What has changed? A cynical conclusion would be that Sir Victor Blank, Mirror's chairman, has cooled on the prospect of a deal with Trinity now that he is no longer being promised the role of chairman in the combined group. Like Mr Montgomery, he has come to believe that Trinity should be forced to pay a premium for management control.
There's more to it than that, however. Regional Independent Media, backed by deep-pocketed venture capitalists, has already offered 200p in cash for each Mirror share, and is considering upping its bid. Even after yesterday's share price jump, Trinity's cash-and-shares offer is only worth 213p per Mirror share - well short of the 220p-230p that analysts think the company is worth.
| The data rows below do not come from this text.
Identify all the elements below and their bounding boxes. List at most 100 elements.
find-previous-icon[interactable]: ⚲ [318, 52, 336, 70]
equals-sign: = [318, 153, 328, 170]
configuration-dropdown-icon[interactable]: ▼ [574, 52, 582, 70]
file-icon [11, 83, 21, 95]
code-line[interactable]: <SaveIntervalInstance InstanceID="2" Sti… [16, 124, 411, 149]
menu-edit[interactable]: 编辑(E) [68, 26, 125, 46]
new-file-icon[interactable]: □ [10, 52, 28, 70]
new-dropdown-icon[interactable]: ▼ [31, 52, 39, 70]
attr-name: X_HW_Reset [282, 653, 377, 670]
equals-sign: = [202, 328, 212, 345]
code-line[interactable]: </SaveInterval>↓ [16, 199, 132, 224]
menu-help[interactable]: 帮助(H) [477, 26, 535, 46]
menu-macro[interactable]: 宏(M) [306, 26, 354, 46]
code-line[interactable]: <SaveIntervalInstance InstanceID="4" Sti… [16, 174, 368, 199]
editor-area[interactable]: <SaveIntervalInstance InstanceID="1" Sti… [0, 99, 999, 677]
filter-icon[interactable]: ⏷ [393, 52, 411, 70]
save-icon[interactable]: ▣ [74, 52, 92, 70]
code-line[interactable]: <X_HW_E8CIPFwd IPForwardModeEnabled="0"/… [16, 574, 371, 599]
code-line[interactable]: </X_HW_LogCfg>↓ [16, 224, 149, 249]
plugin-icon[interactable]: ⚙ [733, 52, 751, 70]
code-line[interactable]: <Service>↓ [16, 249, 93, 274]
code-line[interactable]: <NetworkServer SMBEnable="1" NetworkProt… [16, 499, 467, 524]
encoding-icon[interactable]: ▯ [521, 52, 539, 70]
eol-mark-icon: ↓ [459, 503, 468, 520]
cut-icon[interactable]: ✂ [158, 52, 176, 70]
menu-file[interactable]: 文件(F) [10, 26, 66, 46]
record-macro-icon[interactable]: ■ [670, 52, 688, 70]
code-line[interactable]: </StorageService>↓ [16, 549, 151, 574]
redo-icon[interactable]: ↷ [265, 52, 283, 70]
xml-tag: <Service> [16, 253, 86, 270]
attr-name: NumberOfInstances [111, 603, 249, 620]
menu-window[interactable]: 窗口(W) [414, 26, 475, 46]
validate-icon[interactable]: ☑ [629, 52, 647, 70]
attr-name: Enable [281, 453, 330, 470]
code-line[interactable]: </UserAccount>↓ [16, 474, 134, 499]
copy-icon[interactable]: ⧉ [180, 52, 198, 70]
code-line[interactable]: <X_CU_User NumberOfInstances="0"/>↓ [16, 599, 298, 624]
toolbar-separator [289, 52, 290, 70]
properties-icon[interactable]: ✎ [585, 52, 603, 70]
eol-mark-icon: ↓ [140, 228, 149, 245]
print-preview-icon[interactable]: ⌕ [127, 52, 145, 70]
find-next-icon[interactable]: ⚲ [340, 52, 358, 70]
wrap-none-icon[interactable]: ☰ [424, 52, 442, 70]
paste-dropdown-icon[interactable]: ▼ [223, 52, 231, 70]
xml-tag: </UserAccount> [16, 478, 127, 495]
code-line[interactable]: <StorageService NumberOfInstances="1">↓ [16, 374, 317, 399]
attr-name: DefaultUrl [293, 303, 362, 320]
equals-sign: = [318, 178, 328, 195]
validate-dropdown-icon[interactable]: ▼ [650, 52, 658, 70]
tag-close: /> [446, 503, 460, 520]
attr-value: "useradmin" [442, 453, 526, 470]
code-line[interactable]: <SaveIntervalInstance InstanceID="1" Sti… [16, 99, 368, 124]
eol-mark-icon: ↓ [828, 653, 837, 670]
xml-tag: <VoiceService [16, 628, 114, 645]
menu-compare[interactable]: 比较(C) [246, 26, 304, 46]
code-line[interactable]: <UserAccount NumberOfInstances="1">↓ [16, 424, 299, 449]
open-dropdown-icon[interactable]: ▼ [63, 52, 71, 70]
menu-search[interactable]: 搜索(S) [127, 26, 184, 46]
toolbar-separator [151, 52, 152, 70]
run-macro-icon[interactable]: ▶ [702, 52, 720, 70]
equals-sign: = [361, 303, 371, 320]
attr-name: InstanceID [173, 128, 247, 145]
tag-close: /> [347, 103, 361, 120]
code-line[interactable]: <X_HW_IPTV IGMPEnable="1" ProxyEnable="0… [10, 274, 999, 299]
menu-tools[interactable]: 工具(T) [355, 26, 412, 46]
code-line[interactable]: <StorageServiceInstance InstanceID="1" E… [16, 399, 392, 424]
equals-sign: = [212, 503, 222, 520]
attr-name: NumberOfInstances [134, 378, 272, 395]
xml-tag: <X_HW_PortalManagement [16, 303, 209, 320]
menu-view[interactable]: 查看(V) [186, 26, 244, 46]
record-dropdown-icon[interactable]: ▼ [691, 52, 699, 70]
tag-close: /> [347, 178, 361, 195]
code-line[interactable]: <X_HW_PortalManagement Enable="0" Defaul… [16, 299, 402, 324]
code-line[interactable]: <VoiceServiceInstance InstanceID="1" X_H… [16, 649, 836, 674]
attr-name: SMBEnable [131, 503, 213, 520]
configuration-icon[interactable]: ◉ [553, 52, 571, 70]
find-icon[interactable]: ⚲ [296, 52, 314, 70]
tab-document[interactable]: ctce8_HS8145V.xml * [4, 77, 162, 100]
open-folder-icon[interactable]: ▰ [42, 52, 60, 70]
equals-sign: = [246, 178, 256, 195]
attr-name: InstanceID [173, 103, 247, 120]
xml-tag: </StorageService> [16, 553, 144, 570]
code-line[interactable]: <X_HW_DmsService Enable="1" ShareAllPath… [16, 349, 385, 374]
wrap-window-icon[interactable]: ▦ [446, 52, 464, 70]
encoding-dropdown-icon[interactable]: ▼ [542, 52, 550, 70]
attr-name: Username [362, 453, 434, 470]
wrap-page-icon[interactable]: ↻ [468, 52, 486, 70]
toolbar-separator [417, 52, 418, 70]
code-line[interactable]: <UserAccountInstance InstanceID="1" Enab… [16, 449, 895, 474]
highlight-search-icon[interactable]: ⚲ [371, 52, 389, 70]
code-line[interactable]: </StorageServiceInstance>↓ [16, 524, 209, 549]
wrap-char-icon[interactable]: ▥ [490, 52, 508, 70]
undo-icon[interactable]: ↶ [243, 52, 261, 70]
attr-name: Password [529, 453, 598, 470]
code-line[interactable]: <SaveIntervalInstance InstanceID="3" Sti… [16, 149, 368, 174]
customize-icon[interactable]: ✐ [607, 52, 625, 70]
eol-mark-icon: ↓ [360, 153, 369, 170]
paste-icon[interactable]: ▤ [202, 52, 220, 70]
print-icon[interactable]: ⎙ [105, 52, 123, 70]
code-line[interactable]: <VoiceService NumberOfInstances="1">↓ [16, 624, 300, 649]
Ultimately these are all just skirmishes in what remains a phoney war. The fact is that, until the Monopolies and Mergers Commission has cleared both potential bidders, neither is in a position to launch a firm offer. Given that the MMC investigation will take at least three months, any discussion of value in the meantime is largely futile.
RIM is likely to register its interest in Mirror with the Department of Trade and Industry this week, triggering the MMC enquiry. The Mirror board needs Trinity to throw its hat in the ring as well, so that there are still two bidders around to force up the price in three months' time. At the end of all this, Mirror shareholders won't tolerate being left empty-handed.